Who Will Get Involved
If you decide to not continue running the business together after the divorce and it comes to splitting assets, Schachter highly recommends hiring a family lawyer as opposed to a litigation lawyer because he or she will practice mediation, which saves time and money from staying out of court. “This is an emotionally charged process,” he says. “Everyone wants to do it peacefully.”
An appraiser will also be required to place a fair market value on the business and its assets, so it’s important to have any relevant documents prepared and ready, including any stockholder agreements, marketing plans, budgets, tax returns and contracts.

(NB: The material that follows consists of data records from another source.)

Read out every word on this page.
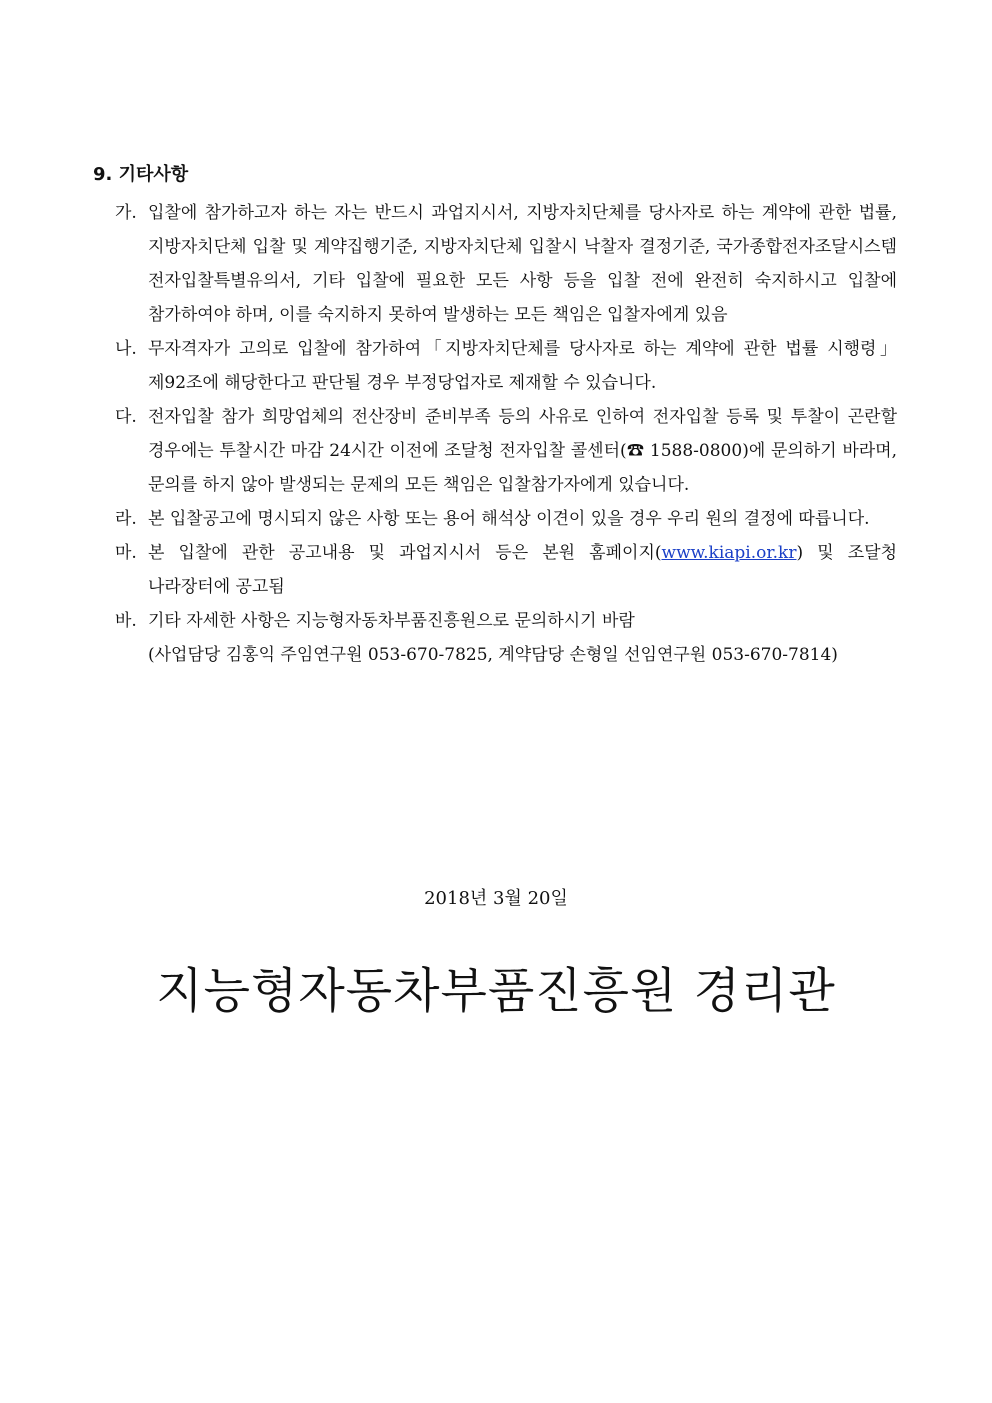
9. 기타사항
가. 입찰에 참가하고자 하는 자는 반드시 과업지시서, 지방자치단체를 당사자로 하는 계약에 관한 법률, 지방자치단체 입찰 및 계약집행기준, 지방자치단체 입찰시 낙찰자 결정기준, 국가종합전자조달시스템 전자입찰특별유의서, 기타 입찰에 필요한 모든 사항 등을 입찰 전에 완전히 숙지하시고 입찰에 참가하여야 하며, 이를 숙지하지 못하여 발생하는 모든 책임은 입찰자에게 있음
나. 무자격자가 고의로 입찰에 참가하여「지방자치단체를 당사자로 하는 계약에 관한 법률 시행령」제92조에 해당한다고 판단될 경우 부정당업자로 제재할 수 있습니다.
다. 전자입찰 참가 희망업체의 전산장비 준비부족 등의 사유로 인하여 전자입찰 등록 및 투찰이 곤란할 경우에는 투찰시간 마감 24시간 이전에 조달청 전자입찰 콜센터(☎ 1588-0800)에 문의하기 바라며, 문의를 하지 않아 발생되는 문제의 모든 책임은 입찰참가자에게 있습니다.
라. 본 입찰공고에 명시되지 않은 사항 또는 용어 해석상 이견이 있을 경우 우리 원의 결정에 따릅니다.
마. 본 입찰에 관한 공고내용 및 과업지시서 등은 본원 홈페이지(www.kiapi.or.kr) 및 조달청 나라장터에 공고됨
바. 기타 자세한 사항은 지능형자동차부품진흥원으로 문의하시기 바람
(사업담당 김홍익 주임연구원 053-670-7825, 계약담당 손형일 선임연구원 053-670-7814)

2018년 3월 20일

지능형자동차부품진흥원 경리관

What Questions Will Be Asked
Bill Barrett, an attorney with the law firm Mandelbaum Salsburg in West Orange, N.J., says the general rule of thumb for splitting business equity is 50/50, but that’s not always appropriate if one spouse is thought to contribute more than the other. In order to determine how much of the business’ value belongs to each spouse, considerations like these will be made:
- Did the couple start the business together or did one spouse come in later as an owner?

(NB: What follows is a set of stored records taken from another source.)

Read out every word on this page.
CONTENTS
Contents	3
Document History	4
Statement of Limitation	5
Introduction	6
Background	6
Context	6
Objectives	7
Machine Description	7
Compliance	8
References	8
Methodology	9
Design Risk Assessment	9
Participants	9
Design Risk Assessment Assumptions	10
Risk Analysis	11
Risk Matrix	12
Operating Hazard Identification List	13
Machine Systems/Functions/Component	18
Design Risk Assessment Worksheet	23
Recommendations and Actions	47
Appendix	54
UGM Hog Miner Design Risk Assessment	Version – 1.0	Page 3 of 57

- Who provides the most value in terms of profit? For example, if the business’ main profit comes from consulting, does only one spouse provide the product of consulting expertise?
- Can the responsibilities of one spouse, such as marketing and accounting, be outsourced?
Going into business with someone else is a big risk, which is why Barrett strongly encourages being proactive in creating a shareholder’s agreement when forming the business. Although it’s unpleasant to think about, always consider that a divorce could happen and form an agreement to spell out how a company is valued. Much time and legal costs can be saved by creating a valuation formula in the beginning, which the accountant will apply at the time of the divorce to get conclusive results about how the business should be valued and split.
“It is the single most important thing to do when starting a business,” says Barrett. “It’s the easiest place to make a lot of mistakes if thoughts are not put on paper right up front.”